JP Morgan Chase, one of the U.S. banks providing retail and business services to United Nations missions, will phase out operations of its UN branch at the end of March.

In a letter sent to all 192 UN member states, Chase notifies them that business accounts and business credit cards will be closed by March 31 and urges the missions to open accounts with other financial institutions. Personal accounts will not be affected, the letter says.

It does not provide any explanation for the decision.

Chase provided a copy of the letter to RFE/RL but a spokesman, Thomas Kelly, said the bank was not providing any additional comment.

The letter says the decision to close business accounts of the UN missions "does not reflect on your organization or how you have handled your account(s)."

While other U.S. banks provide services to the UN missions, Chase was the only one with a retail branch at UN headquarters.

There is speculation that a U.S. tightening of financial regulations to fight terrorism and money laundering are putting considerable constraints on U.S. banks' ability to deal with foreign entities. While before this year, only foreign transactions over $10,000 were required to be reported to U.S. federal authorities, starting this year all transactions with overseas clients, no matter how small, must be reported.

The closure of the Chase branch has already caused a commotion within diplomatic circles. While the larger UN missions, particularly those representing developed countries, are unlikely to be significantly affected by the change, some smaller missions rely entirely on Chase to handle their financial matters in the U.S.

Russia is one of the countries having business accounts with Chase. So are Kazakhstan, Tajikistan, and Turkmenistan. None of the representatives of those countries would comment on their missions’ financial status with Chase or how the closure of Chase's UN office and their business accounts with Chase will affect their activities.

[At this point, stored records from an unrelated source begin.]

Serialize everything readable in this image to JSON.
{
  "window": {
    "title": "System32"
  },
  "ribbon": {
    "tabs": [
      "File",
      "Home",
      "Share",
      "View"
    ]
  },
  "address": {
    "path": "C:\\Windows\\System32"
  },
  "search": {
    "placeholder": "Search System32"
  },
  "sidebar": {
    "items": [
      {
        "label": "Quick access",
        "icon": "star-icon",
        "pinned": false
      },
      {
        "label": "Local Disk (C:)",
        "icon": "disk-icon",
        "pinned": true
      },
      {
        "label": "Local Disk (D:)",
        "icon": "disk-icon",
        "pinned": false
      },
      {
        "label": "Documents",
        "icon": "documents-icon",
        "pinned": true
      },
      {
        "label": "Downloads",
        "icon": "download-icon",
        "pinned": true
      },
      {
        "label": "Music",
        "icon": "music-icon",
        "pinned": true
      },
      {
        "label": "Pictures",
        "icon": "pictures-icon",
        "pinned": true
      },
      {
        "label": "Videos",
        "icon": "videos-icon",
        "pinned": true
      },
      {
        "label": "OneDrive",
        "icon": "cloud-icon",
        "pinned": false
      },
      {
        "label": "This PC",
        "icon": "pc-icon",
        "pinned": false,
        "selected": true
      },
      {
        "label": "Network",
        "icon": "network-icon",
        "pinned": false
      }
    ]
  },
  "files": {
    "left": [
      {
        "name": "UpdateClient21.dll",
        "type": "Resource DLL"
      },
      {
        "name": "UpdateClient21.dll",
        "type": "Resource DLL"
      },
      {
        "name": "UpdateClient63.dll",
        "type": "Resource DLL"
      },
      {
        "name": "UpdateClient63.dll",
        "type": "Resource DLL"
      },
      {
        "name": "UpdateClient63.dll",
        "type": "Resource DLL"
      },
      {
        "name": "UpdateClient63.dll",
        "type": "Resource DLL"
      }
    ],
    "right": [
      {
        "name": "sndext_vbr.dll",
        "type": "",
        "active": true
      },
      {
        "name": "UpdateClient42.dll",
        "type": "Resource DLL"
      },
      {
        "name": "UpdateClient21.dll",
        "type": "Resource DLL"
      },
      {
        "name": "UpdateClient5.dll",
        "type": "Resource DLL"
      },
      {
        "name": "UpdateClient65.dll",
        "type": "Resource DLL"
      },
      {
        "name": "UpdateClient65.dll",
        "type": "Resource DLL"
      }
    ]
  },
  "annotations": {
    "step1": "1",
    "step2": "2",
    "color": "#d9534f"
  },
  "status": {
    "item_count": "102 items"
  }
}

There's a chance that UN diplomats may encounter similar resistance when trying to open accounts with other U.S. banks. The diplomatic immunity of UN missions could make it nigh impossible for banks to enforce the U.S. financial rules and regulations should a dispute arise.

On the other hand, as a host country the U.S. is obliged by the UN headquarters agreement of 1947 to facilitate the day-to-day activities of UN diplomatic missions without any hindrance.

The Chase closure is regarded seriously enough that the U.S.'s UN mission will hold a special meeting this week with UN ambassadors to discuss the situation.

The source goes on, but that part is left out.